Özellikle ilim adamlarının selamlık odalarının müdavimleri hep mektep medrese görmüş kimselerden olduğu için adeta bir ilim yuvasına dönüşür ve çok kalabalık olurmuş. Burda Fuzuli, Nedim, Fitnat Hanım, Baki, Nef’i, Nabi, Ziya Paşa ve Sadi gibi şair ve ediplerin eserleri okunur, sanatsal detayları incelenir, hemde akil yorumlarla edebi analizleri yapılırmış. Sesi güzel olanlar Süleyman Çelebi'den Mevlit, Abdülvasi Çelebi'den Halilname, Ahmed-i Dili'den Camasname, Devletoğlu Yusuf'un Vikaye Tercümesi, Ahmed Mürşidi'nin Ahmediyye'si, Karadavudzade'nin Deldil-i Şerif yada Deldil-i Hayrat'ı, Feth-i Kala-yı Selasil, Muhammediye, Kısas-ı Enbiya, Siyer-i Nebi, Ebu Müslim, Battal Gazi, Danişmendname, Saltukname, Müzekki'n-nüfs, Mızraklı İlmihal, Hz. Ali Cönkleri ve Battalgazi Hikayeleri okur, menkıbeler anlatırmış.
Dikkat ediyormusunuz hem ahlaki maneviyat, hem sanatsal ruh, hem genel kültür kazandıran dini, ilmi, musıki, mektebi, asri iletişim, edep, erkan, saygı, hürmet, hizmet, ikram, görgü kuralları, örnek şahsiyetler, birlik-beraberlik erdemleri, destansı kahramanlıklar ve toplumu kaynaştırarak yücelten nekadar fazilet varsa hepside uygulanarak öğretiliyor.

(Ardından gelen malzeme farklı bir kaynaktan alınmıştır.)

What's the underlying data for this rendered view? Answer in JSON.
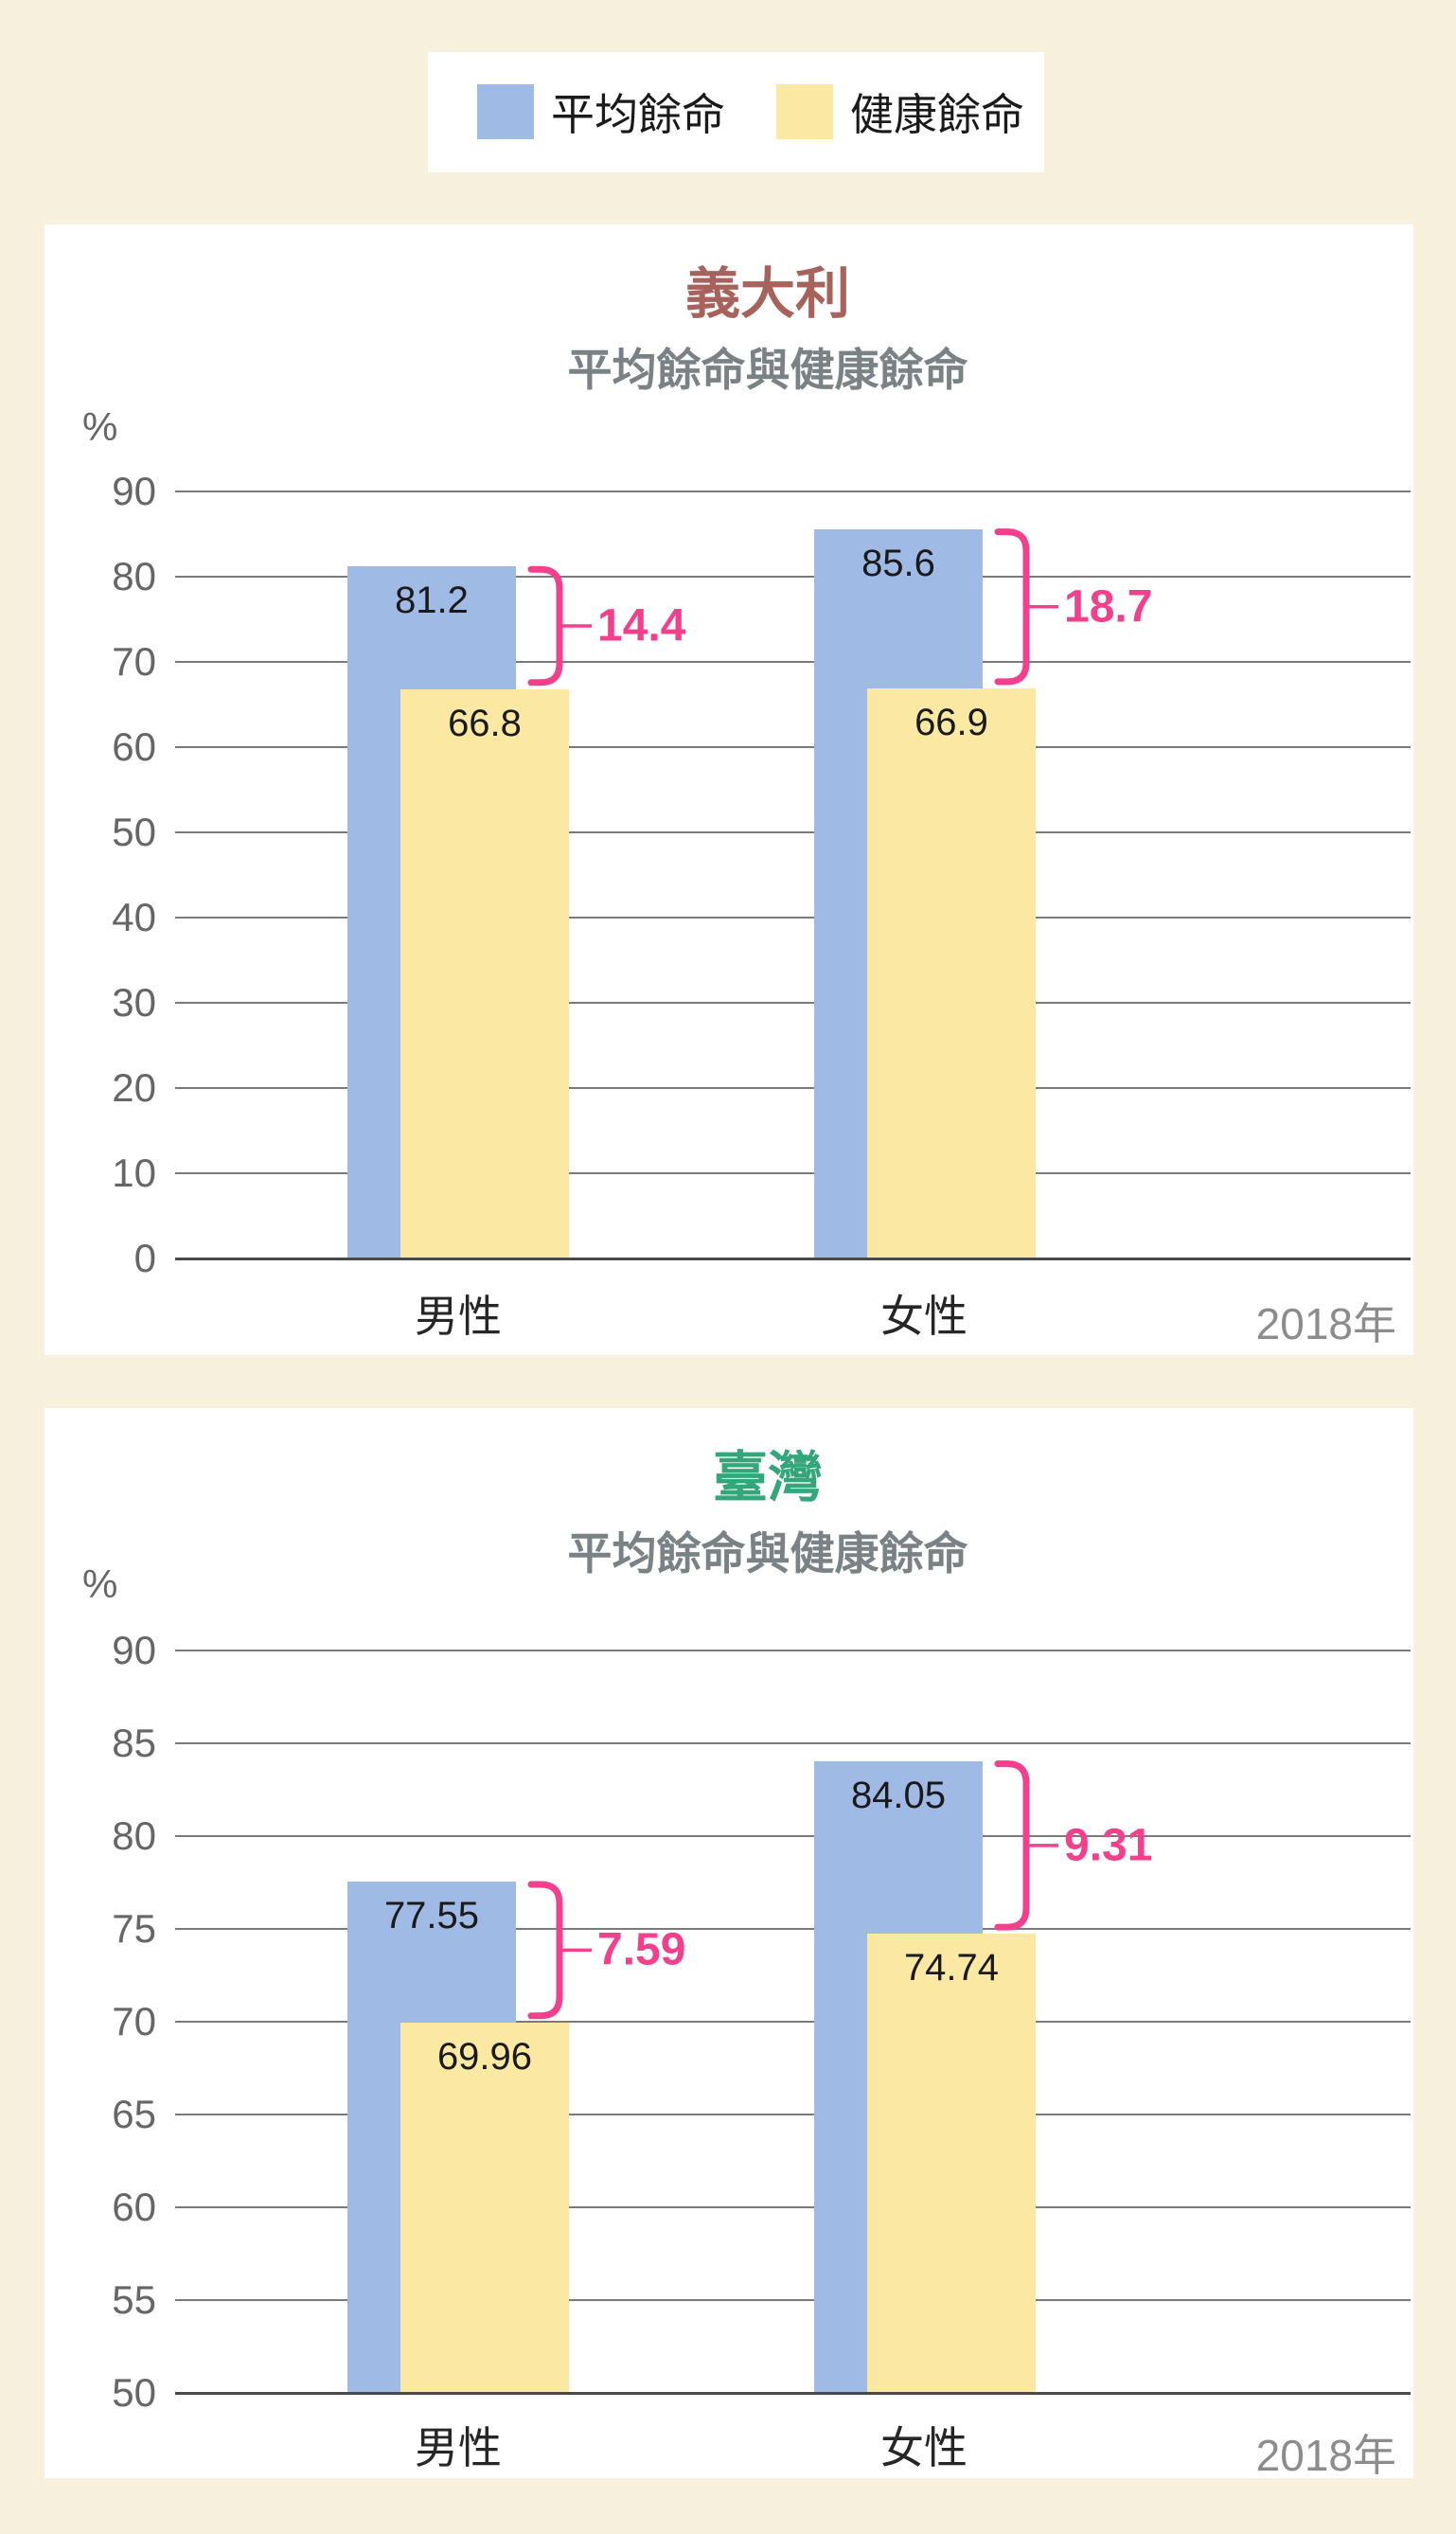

Ülkemiz dahil Dünyada ne kadar üniversite varsa hiç birisi inanın Kürsübaşı müfredatına, maarifine ne ulaşabilir, ne yetişebilir. Allah vergisi tek başına bir Elazığ Kültürüdür Kürsübaşı. Bu meclislerde yetişen değerlere izafen Harput beyefendisi denildiğinde bu tarifin içeriğini siz düşünün. Canım Elazığ’nın uzun kış gecelerinin bu efsane atmosferini, eşsiz müfredatını ve emsalsiz eğlencelerini kim anlatabilmişki ben anlatayım.” Dedi.
Benim memleketimde neden böyle bir zenginlik yok diye biraz kıskançlık, biraz imrenme, ülkem adına çok büyük bir gurur ve bu arifler meclisine davet edilmeninde yücelten onuruyla karmaşık duygulara büründüm. Anlatanın kendini geliştirdiği, dinleyen kendini yetiştirdiği bu arifler meclisinde kabul görmek, onların otağında, ocağında pişmek Dünyanın en yüksek diplomasını kazanmak demektir.
Bende herkes gibi Türk asaletinin, islam adaletinin, insani, insafi, ikrami ve irfani güzelliklerimizin bu kadar asil, bu kadar aziz, bu kadar yüce olduğunu Harput Kültür Derneğinde tadıyor, başkanı ve tüm emektarlarına gönüller dolusu dua, takdir ve hayranlıklarımı arzediyorum.